As the Church continues her reflection on young people, faith, and vocational discernment, she would do well to recall the important work of St. John Bosco, who recognized the importance of working with young people long before it was fashionable to do so, and who let himself be led by the Holy Spirit to introduce new Christian pedagogies and structures that were suited to the needs of the neediest children of his time.
One youth who benefited from the ministry of a Salesian of Don Bosco was Jorge Bergoglio, who would grow up to become our current pontiff. The Salesian priest who guided him was so free that when young Jorge began to consider a religious vocation, the priest, recognizing the particularity of the ways that God was working in the young man’s heart, pointed him towards the Society of Jesus rather than his own congregation.
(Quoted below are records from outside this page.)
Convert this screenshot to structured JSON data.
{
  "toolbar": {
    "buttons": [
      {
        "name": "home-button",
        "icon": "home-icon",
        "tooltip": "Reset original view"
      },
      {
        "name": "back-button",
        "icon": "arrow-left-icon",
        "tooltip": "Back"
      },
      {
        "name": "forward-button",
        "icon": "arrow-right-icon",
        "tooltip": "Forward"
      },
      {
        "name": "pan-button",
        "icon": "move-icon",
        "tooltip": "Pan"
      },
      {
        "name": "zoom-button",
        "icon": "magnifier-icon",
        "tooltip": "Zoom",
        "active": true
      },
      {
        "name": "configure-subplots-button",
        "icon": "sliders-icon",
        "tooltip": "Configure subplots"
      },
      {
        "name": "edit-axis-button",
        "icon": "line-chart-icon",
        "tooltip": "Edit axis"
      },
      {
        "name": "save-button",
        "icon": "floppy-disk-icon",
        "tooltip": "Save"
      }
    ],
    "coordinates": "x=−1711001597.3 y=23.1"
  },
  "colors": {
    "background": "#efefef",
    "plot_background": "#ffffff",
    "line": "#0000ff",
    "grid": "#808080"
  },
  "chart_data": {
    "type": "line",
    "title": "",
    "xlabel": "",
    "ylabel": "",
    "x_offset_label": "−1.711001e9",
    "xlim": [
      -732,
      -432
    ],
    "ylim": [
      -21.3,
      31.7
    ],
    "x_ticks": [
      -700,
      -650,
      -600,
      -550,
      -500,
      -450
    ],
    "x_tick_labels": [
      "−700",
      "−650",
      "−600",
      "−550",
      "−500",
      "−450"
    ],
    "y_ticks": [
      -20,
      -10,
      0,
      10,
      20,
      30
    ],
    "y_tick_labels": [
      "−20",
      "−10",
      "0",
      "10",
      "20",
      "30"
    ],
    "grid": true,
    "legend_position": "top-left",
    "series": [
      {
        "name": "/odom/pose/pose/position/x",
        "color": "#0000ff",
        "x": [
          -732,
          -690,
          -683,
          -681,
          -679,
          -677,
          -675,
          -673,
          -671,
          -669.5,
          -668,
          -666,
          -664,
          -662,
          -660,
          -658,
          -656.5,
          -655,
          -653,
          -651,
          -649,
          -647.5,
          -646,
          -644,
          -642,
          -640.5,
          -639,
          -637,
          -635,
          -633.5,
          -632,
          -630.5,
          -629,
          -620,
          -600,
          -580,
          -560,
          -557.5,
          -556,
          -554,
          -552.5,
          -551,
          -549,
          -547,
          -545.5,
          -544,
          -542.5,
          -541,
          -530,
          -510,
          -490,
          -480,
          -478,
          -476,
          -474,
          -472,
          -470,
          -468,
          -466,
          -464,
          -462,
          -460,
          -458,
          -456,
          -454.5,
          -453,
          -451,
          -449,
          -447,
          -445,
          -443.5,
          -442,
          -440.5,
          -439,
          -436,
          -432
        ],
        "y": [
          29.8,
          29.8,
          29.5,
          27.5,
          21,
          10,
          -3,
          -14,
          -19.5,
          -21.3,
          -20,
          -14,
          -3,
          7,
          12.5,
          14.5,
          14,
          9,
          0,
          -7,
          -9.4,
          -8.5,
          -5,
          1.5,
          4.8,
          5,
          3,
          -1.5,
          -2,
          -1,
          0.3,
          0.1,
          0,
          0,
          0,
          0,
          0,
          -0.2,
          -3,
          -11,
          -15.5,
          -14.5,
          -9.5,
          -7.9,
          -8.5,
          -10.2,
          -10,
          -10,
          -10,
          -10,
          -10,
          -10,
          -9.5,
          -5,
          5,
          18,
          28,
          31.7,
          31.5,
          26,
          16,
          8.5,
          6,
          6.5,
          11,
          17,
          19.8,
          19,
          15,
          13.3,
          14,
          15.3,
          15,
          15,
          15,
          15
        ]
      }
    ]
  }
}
It is well and right that all of us Catholics recognize the interdependence of all genuine charisms as that magnanimous priest did, rather than always insisting on our own particular way in a sectarian fashion.
Genuinely Christian discernment requires that, with the help of God’s grace, we learn to recognize which voices and interior movements come from God or his good spirits, and which come from the enemy, “the good, that they may be accepted; the bad, that they may be rejected” (Ignatius, SpEx 314). We should heed the admonition of today’s gospel: “take care what you hear!” (Mk 4:24) There is too much useless noise today. We have lost the proper measure both in speech and in listening, and the result is gossip, one of the most dangerous and pernicious tools of the enemy. The worst gossip for us is the gossip in which we ourselves participate, for it puffs us up when we build our nest up through it, filling us up with self-righteous indignation and suffocating our ability to love our neighbor. Pope Francis warns us about gossiptimeandagain! Let us ask God for the grace to be freed from the scourge of our own gossip so that we might begin to discern as we ought, using the right measure in both our listening and our speaking.